Soft Single-Light Portrait

In this portrait photography class, Karl and Urs explain how to create the softest light possible. Using a common modifier, they explain the importance of position, and demonstrate how to position your light for maximum effect. They also demonstrate common mistakes photographers make when using softboxes, and show how to correct these mistakes.

The pair also discuss how this setup would work in a smaller studio, before going on to create their own to demonstrate exactly how this setup would work and how simple changes to your studio can make a big difference.

In this class:

  • Portrait photography using a single light
  • How to achieve soft light using a large light source
  • Common mistakes when using a softbox
  • Camera lenses for portraiture photography
  • The inverse square law
  • How to photograph in a small studio

Questions? Please post them in the comments section below.

Comments

  1. hey karl
    i am little bit confused about this course
    first due to inverse squire law the light should be more contrast when the soft box is nearer to the object but that was not what happened here
    second thing
    the more we go far from the subject the light spread away and become more softer but that was not what happened also
    third and last thing why the light emitting her eyes was less brighter when the soft box is nearer

    1. Hi Amr,
      1. Yes but because we are using a softbox and not a point lightsource the light becomes significantly bigger to the subject which decreases contrast because more light can reach around her face but you will notice the background would have become darker because of the inverse square law.
      2. The light doesn’t become softer when you move away the light source becomes smaller relative to the subject and therefore it can appear harder. However the level of contrast or exposure between near and far objects will reduce so for example the background will become more similar in exposure to the subject because the power of the light is now more similar in both areas. You must remember that for the true inverse square law effects only to apply then it would need to be a point light source in a black empty space. When we are dealing with softboxes or larger modifiers the size of the light source relative to the subject has a big impact and therefore if a large modifier is close or far effects it’s apparent size.
      3. These concepts may seem a little confusing to begin with but please go to our Lighting Theory section and watch ‘Introduction and Understanding Light’ please as this gives some further inverse square law examples but with softboxes.

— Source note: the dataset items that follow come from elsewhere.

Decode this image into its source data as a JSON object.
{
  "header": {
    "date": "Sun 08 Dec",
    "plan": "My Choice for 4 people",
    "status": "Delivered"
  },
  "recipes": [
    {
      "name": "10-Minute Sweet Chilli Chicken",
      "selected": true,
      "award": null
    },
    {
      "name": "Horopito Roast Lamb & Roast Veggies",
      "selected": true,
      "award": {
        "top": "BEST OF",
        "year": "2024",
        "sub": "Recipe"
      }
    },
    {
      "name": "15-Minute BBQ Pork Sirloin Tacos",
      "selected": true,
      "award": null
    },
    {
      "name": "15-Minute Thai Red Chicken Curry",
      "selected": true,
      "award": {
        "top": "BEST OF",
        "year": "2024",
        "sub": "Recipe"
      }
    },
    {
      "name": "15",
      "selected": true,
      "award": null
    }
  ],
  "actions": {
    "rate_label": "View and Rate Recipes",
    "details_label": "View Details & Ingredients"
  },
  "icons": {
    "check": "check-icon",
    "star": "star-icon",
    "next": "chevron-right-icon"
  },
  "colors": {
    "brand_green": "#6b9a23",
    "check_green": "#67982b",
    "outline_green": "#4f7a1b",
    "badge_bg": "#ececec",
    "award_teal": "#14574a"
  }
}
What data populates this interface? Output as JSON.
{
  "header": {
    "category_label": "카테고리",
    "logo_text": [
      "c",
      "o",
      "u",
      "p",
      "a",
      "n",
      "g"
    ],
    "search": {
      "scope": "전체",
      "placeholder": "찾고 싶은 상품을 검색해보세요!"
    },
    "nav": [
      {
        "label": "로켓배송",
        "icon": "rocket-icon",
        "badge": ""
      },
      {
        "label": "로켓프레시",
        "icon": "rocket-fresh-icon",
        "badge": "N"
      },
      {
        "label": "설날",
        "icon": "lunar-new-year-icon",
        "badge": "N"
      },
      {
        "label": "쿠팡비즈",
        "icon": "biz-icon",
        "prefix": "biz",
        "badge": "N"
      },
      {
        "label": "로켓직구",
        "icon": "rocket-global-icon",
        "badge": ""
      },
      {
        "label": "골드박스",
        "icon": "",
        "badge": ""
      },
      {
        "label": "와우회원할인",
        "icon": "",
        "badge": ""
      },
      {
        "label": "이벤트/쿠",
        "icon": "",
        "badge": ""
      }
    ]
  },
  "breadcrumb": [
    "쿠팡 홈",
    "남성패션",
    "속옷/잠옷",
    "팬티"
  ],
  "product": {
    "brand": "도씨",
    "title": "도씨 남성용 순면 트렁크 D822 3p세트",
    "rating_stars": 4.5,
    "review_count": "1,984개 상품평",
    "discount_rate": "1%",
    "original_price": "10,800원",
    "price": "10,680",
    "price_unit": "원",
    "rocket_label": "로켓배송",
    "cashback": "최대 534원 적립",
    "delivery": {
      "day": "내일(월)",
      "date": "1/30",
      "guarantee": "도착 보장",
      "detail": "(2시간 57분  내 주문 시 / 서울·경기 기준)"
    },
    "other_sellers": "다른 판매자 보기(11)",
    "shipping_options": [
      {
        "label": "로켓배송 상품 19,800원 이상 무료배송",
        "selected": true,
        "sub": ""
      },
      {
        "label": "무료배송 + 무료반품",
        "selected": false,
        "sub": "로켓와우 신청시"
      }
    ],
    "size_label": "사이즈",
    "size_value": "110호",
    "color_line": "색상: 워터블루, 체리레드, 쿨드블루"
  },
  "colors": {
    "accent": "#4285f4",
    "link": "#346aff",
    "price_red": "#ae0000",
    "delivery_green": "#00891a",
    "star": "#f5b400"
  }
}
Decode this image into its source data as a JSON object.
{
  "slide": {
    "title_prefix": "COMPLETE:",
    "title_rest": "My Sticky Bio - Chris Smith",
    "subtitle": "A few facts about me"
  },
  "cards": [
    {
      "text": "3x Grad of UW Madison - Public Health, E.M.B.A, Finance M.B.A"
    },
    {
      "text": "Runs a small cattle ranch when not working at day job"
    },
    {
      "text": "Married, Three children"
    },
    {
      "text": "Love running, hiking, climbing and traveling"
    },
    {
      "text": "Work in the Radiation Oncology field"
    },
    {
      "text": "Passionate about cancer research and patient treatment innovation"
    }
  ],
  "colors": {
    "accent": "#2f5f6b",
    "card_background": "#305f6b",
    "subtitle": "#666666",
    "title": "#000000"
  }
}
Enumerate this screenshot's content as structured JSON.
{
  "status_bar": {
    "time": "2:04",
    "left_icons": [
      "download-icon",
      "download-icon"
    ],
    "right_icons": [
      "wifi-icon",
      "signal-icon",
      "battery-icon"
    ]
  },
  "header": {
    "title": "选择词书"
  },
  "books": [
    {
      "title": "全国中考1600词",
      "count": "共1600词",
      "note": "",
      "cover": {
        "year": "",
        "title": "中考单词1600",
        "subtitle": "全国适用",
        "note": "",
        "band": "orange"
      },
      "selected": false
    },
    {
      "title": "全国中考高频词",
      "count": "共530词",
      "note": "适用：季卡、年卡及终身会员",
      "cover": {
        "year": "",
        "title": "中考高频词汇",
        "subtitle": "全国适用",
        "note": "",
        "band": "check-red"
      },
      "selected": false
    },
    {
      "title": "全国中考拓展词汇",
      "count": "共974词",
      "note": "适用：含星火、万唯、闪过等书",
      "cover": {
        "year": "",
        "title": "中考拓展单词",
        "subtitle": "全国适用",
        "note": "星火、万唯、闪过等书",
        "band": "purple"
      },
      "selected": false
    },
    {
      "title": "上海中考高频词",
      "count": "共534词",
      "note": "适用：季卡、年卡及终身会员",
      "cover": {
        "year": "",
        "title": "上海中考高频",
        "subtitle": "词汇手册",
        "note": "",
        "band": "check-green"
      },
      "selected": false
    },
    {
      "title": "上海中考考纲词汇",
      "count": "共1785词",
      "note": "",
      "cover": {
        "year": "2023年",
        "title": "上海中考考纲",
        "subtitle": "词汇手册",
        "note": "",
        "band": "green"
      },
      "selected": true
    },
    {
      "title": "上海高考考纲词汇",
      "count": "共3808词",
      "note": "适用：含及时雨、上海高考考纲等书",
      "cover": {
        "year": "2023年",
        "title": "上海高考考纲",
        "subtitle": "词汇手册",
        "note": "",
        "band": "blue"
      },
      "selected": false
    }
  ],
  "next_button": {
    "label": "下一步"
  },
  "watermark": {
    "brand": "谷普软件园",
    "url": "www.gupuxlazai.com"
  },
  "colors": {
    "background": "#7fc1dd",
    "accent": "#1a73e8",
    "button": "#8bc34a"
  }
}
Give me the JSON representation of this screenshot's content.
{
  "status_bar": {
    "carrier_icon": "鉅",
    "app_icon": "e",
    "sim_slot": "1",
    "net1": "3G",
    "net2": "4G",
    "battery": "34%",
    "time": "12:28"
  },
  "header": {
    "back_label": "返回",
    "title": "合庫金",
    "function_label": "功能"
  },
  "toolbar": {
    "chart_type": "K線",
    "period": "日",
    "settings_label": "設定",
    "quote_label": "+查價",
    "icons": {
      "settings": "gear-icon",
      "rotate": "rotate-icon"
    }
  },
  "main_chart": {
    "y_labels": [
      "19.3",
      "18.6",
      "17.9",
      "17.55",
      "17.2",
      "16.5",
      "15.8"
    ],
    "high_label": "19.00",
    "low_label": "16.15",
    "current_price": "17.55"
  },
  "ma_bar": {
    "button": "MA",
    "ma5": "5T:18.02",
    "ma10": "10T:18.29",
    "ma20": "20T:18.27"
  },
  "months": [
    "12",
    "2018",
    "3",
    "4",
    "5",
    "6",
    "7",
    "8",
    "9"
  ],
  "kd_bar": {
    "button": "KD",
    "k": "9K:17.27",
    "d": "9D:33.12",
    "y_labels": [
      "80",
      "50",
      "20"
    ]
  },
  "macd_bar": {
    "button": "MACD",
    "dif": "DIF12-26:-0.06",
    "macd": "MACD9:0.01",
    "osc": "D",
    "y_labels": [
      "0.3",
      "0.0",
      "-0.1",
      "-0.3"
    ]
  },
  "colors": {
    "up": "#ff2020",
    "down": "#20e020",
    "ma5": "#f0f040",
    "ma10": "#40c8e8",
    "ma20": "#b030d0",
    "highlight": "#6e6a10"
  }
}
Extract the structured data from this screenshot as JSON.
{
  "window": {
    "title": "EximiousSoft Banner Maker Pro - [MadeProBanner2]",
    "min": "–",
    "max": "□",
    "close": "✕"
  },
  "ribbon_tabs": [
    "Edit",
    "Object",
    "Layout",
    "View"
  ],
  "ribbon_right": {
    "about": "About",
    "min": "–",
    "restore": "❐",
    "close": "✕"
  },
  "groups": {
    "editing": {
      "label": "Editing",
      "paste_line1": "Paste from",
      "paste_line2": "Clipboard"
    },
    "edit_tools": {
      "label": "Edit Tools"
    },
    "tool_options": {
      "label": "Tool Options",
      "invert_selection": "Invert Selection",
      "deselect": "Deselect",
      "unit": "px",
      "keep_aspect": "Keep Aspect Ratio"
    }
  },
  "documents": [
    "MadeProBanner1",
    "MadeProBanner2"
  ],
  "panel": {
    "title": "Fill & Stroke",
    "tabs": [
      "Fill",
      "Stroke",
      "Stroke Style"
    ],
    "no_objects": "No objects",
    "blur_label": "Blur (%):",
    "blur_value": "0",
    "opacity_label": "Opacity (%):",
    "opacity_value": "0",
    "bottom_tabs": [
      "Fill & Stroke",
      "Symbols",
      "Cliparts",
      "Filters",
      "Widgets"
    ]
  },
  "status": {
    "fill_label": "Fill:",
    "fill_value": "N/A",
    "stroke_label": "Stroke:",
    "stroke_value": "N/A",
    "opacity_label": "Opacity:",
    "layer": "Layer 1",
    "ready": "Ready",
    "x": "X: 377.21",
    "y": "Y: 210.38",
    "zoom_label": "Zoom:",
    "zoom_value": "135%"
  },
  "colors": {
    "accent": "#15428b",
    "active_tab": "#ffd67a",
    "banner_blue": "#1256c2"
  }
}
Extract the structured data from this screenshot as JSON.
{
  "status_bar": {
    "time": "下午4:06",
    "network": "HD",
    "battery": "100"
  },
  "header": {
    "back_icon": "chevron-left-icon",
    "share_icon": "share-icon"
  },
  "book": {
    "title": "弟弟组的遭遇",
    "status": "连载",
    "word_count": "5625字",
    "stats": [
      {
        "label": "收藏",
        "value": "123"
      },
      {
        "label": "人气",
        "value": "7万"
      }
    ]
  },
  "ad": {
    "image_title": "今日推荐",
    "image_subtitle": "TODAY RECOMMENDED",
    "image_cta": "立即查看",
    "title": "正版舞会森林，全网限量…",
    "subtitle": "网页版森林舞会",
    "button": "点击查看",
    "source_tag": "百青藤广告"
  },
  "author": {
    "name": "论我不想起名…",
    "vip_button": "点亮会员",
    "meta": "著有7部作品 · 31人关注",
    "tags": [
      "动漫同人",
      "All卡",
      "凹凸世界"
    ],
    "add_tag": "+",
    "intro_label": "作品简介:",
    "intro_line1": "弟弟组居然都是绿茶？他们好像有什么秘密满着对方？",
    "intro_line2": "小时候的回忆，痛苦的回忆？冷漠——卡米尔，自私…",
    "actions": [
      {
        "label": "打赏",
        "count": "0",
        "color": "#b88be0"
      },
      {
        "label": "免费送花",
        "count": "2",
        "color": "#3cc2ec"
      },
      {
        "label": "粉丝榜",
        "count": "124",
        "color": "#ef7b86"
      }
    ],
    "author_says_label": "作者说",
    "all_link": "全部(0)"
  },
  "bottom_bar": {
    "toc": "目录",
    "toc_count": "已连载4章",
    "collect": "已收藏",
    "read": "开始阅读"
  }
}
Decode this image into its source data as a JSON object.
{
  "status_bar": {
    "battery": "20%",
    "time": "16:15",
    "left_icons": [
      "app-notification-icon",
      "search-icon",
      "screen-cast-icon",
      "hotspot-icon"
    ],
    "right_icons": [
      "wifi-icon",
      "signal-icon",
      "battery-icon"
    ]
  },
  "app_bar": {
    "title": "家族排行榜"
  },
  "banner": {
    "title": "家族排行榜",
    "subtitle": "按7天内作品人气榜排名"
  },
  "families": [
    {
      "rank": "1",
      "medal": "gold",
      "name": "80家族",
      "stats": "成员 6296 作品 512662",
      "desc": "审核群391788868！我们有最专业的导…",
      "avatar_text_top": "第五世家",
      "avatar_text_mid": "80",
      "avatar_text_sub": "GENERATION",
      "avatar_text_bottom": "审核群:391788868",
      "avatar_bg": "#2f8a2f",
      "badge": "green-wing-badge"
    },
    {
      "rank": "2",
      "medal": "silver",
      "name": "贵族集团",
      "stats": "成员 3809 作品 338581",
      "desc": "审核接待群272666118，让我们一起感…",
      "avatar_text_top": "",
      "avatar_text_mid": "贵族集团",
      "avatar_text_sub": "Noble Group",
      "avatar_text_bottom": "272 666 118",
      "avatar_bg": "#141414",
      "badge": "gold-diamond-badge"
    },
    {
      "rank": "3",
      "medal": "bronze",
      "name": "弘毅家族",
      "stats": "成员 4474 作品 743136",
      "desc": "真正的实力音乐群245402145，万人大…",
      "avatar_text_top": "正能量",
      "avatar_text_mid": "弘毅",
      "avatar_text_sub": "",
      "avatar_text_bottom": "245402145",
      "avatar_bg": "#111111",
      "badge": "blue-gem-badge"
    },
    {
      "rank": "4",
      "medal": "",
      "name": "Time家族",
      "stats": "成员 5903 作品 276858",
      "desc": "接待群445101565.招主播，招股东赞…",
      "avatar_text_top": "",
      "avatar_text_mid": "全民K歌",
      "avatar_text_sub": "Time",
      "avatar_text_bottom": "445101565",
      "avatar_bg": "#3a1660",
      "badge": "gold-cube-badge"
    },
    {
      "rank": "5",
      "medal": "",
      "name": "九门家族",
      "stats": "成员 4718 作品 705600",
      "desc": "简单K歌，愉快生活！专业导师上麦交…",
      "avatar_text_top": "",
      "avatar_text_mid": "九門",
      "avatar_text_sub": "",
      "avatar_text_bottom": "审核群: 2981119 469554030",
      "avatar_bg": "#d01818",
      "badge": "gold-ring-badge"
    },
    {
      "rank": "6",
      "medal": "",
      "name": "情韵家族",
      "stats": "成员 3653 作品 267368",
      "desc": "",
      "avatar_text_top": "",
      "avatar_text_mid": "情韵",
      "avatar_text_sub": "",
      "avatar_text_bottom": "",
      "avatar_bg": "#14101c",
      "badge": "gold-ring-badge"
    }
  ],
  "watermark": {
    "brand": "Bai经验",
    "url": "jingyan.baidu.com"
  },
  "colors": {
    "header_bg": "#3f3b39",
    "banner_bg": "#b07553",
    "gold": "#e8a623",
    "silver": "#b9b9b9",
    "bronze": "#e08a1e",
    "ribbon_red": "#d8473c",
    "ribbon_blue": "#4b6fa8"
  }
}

  2. It’s more the direction of the light not the inverse square law that is resulting in that black background.

    1. Hi Alice, on this class we used a dark grey background a couple of meters behind the model, when your softbox is this close to the model then the dark grey will become black.

  3. Hi Karl, would using a 70-200 lens achieve the same result ? as it would avoid getting too close to the model as some would be shy.

    1. Hi, We were using an 85mm lens here so yes you have 85mm in your 70-200mm range. I don’t know what the maximum aperture setting of your lens is though, see if it matches or can match what this shot was taken at and then you’l be fine.

  4. beautiful portrait.
    I often see portrait with natural light coming from a window.
    i don’t have window in my studio. should such 180×120 or 150cm rotalux simulate a window or do we need extra layers of transparency (1 or 2 girafe with translucent fabrics,…) to do the job ?

    should people notice it is fake or only professional ?

    best regards
    marc

  5. hi Karl, did you use a 2x extender i.e. 85mm becomes 170mm or did you mean a macro extension ring to allow you to get much closer at the same focal length of 85mm?

      1. yes Karl but in the side notes to the video re gear it says 2 x extender i.e with glass therefore were you shooting at 170mm focal length?

        1. Hi Charles, that’s an error in the side notes, thanks for pointing that out we will update it. In the video at 2:20 I say it’s an extension tube because we are shooting close. So the focal length remains 85mm.

          1. thx Karl, really enjoying all your vids.

  6. Hi Karl, very instructive lesson…I already knew some of the technical parts, but had not been aware of the difference it makes when getting closer in terms of the consequences on the background and…thanks to Urs, the shiny skin problem, which is a recurring problem for a non professional portrait photographer…
    And so this lesson inspired me into doing a similar portrait session with one of my granddaughter who is ten years old, very beautiful and of course, as most children at that age, with no need of much make-up…but her hair is dark…contrary to your model…does this require an important change in lighting strategy? Thanks again…I’ve been through many sites like yours…but yours is exceptionally worth the price…hope you are fine and please keep safe, these are hard times…

    1. Hi, thank you, if the hair is very black and the skin is light then of course there is a greater disparity in the value of the tones. You may have to accept slight over exposure on the skin planning to pull it back from the RAW file and lift the shadow detail in the hair. Or you might have to consider precise snooted, grided or projection lights to lift very specific areas of the hair but this is difficult if the model is moving pose.

  7. Hello sir., this course is truly amazing. Just a small request, can we get the lighting diagrams for these images?? that will be very useful for future reference.

    1. Hi, No I’m afraid we can’t, we believe it’s actually clearer to see in the video than a lighting diagram.